China’s state-owned Beijing Automotive Industry Holding Co., Ltd. (BAIC) said it will be making its official Philippine launch under a local joint venture known as Bayan Automotive Industries Corp. at the 2014 Campi Philippine Motor Show (PIMS), which opens today at the World Trade Center Manila.
The newly-formed venture, which will also bear the acronym BAIC, will present five vehicle models to the public at the Campi show, BAIC Philippines Chief Executive Officer Commodore George Chua explained at a roundtable meeting earlier with The Manila Times news team.
The five models are the A113/A115 4-door hatchback, A523T luxury sedan, X424 SUV, Wevan small van, and the BJ5030 full-sized van.
“BAIC has categories for small car, big car, and the off-road SUV,” Chua said.
“The constant theme here is to give something more to the consumer than what they expect. A tagline which I thought of is, ‘Imagination into Reality.’ Pangarap ‘yan. Lahat tayo nangangarap, [It’s a dream. We all have a dream,]” Chua said.
“We are giving the Filipino consumer a Chinese product that can be synonymous with quality and affordability,” he added.
In China, BAIC is a manufacturing partner of Daimler AG, building the Mercedes-Benz C-Class and E-Class models, and several Hyundai models for the Chinese market.

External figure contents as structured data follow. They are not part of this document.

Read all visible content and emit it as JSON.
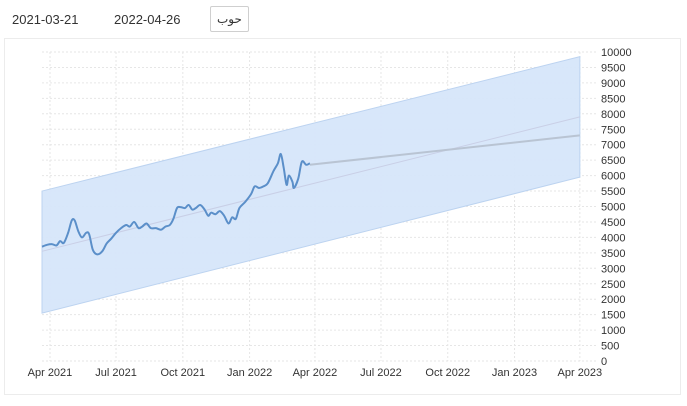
{
  "controls": {
    "start_date": "2021-03-21",
    "end_date": "2022-04-26",
    "go_label": "حوب"
  },
  "colors": {
    "line": "#5b8fc9",
    "band_fill": "#d6e6fa",
    "band_stroke": "#bcd3f0",
    "forecast": "#b9c4d3"
  },
  "chart_data": {
    "type": "line",
    "x_axis": {
      "min": "2021-03-21",
      "max": "2023-04-26",
      "ticks": [
        "Apr 2021",
        "Jul 2021",
        "Oct 2021",
        "Jan 2022",
        "Apr 2022",
        "Jul 2022",
        "Oct 2022",
        "Jan 2023",
        "Apr 2023"
      ],
      "tick_dates": [
        "2021-04-01",
        "2021-07-01",
        "2021-10-01",
        "2022-01-01",
        "2022-04-01",
        "2022-07-01",
        "2022-10-01",
        "2023-01-01",
        "2023-04-01"
      ]
    },
    "y_axis": {
      "min": 0,
      "max": 10000,
      "step": 500,
      "position": "right",
      "ticks": [
        "0",
        "500",
        "1000",
        "1500",
        "2000",
        "2500",
        "3000",
        "3500",
        "4000",
        "4500",
        "5000",
        "5500",
        "6000",
        "6500",
        "7000",
        "7500",
        "8000",
        "8500",
        "9000",
        "9500",
        "10000"
      ]
    },
    "grid": true,
    "series": [
      {
        "values": [
          [
            "2021-03-21",
            3700
          ],
          [
            "2021-03-28",
            3760
          ],
          [
            "2021-04-04",
            3780
          ],
          [
            "2021-04-10",
            3740
          ],
          [
            "2021-04-15",
            3880
          ],
          [
            "2021-04-20",
            3820
          ],
          [
            "2021-04-26",
            4150
          ],
          [
            "2021-05-01",
            4550
          ],
          [
            "2021-05-05",
            4550
          ],
          [
            "2021-05-10",
            4200
          ],
          [
            "2021-05-15",
            4000
          ],
          [
            "2021-05-21",
            4150
          ],
          [
            "2021-05-25",
            4100
          ],
          [
            "2021-05-30",
            3600
          ],
          [
            "2021-06-05",
            3450
          ],
          [
            "2021-06-12",
            3550
          ],
          [
            "2021-06-18",
            3800
          ],
          [
            "2021-06-24",
            3950
          ],
          [
            "2021-07-01",
            4150
          ],
          [
            "2021-07-08",
            4300
          ],
          [
            "2021-07-15",
            4400
          ],
          [
            "2021-07-20",
            4350
          ],
          [
            "2021-07-26",
            4500
          ],
          [
            "2021-08-01",
            4300
          ],
          [
            "2021-08-06",
            4350
          ],
          [
            "2021-08-12",
            4450
          ],
          [
            "2021-08-18",
            4300
          ],
          [
            "2021-08-25",
            4300
          ],
          [
            "2021-09-01",
            4250
          ],
          [
            "2021-09-07",
            4350
          ],
          [
            "2021-09-13",
            4400
          ],
          [
            "2021-09-18",
            4600
          ],
          [
            "2021-09-23",
            4950
          ],
          [
            "2021-09-28",
            4980
          ],
          [
            "2021-10-04",
            4950
          ],
          [
            "2021-10-09",
            5050
          ],
          [
            "2021-10-14",
            4900
          ],
          [
            "2021-10-19",
            4950
          ],
          [
            "2021-10-25",
            5050
          ],
          [
            "2021-10-31",
            4900
          ],
          [
            "2021-11-05",
            4700
          ],
          [
            "2021-11-09",
            4800
          ],
          [
            "2021-11-15",
            4750
          ],
          [
            "2021-11-21",
            4850
          ],
          [
            "2021-11-27",
            4700
          ],
          [
            "2021-12-03",
            4450
          ],
          [
            "2021-12-08",
            4650
          ],
          [
            "2021-12-13",
            4600
          ],
          [
            "2021-12-18",
            4950
          ],
          [
            "2021-12-26",
            5150
          ],
          [
            "2022-01-03",
            5400
          ],
          [
            "2022-01-08",
            5650
          ],
          [
            "2022-01-14",
            5600
          ],
          [
            "2022-01-20",
            5650
          ],
          [
            "2022-01-26",
            5750
          ],
          [
            "2022-02-03",
            6150
          ],
          [
            "2022-02-09",
            6400
          ],
          [
            "2022-02-13",
            6700
          ],
          [
            "2022-02-17",
            6250
          ],
          [
            "2022-02-21",
            5700
          ],
          [
            "2022-02-24",
            6000
          ],
          [
            "2022-03-01",
            5800
          ],
          [
            "2022-03-03",
            5600
          ],
          [
            "2022-03-09",
            5900
          ],
          [
            "2022-03-14",
            6450
          ],
          [
            "2022-03-20",
            6350
          ],
          [
            "2022-03-25",
            6400
          ]
        ]
      },
      {
        "values": [
          [
            "2022-03-25",
            6350
          ],
          [
            "2023-04-01",
            7300
          ]
        ]
      }
    ],
    "band": {
      "upper": [
        [
          "2021-03-21",
          5500
        ],
        [
          "2023-04-01",
          9850
        ]
      ],
      "lower": [
        [
          "2021-03-21",
          1550
        ],
        [
          "2023-04-01",
          5950
        ]
      ]
    },
    "trend": [
      [
        "2021-03-21",
        3550
      ],
      [
        "2023-04-01",
        7900
      ]
    ]
  }
}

Chua described the new Chinese car models through an acronym: “BAIC stands for: Beauty because of their beautiful design, Affordability, Innovation, and Comfort.”
Chua was dismissive of the effects of territorial disputes between the Philippines and China, and told the Times that if the Philippines were to wait until the issues were resolved, there would be “no more business.”
“Those issues, we shouldn’t even be taking care of [them]. We are not the government; we’re not ambassadors—that’s not our mandate. To me, I cannot tell what the president is supposed to do,” Chua said.
“Based on my experience, they [the Chinese]are very open-minded. They don’t have any issues with respect to politics. Everybody wants to have a thriving business relationship because once you have good business relationships, your economy improves, your people improve, and everybody is happy,” he said.
“What we’re saying is this is a good product, Filipinos can make good use of it, should we deprive Filipinos of that product? Should we close down 168 [the mall in Divisoria]and deprive Filipinos of products they can afford? Ano pang mangyayari sa mga “yan? Ano pang mabibili mo? [What would happen to those products? What else could you buy?]” he added.
BAIC is currently operating only as a distributor in the Philippines, although Chua said the next step to developing vehicle production capabilities depends on how fast the market will react to the new Chinese auto brand.
“We’re just looking at possible potential. We would like to exert all our efforts in the Philippines first before we move outside. So we need to be able to achieve certain critical volumes to show that there is potential,” he said.
Chua is confident that BAIC can stand up to stiff competition in the Philippine auto industry.
“Since we are going mainstream, we feel that in one year, we can uplift the market. We should be there. We feel that the consuming market is now more educated. With the advent of the internet, they can check so many websites and auto reviews,” he said.
“Eventually BAIC will go into the commercial segment. We feel that the commercial segment needs to be properly serviced well also. Yung mga light trucks. Hopefully magdevelop ang Pilipinas at magkaroon ng mas maraming trabaho ang Pilipino [The light trucks . . . hopefully the Philippines would develop further and create more jobs for the Filipinos].”
“Businesses typically get into all kinds of trouble because they use karag-karag vehicles.
This creates a lot of destruction in the supply chain. What we would like to offer is ‘if I can improve your transport efficiency, then mas gaganda ang negosyo mo,’” Chua explained.
Chua also said the car line would be developing LPG-fueled vehicles for the Philippines.
“We just start with the cars first and then we’ll do the LPG, because with the LPG, we can also do that for trucks,” he said.
“After the PIMS, hopefully within the year we would be able to get started on the LPG systems,” Chua added.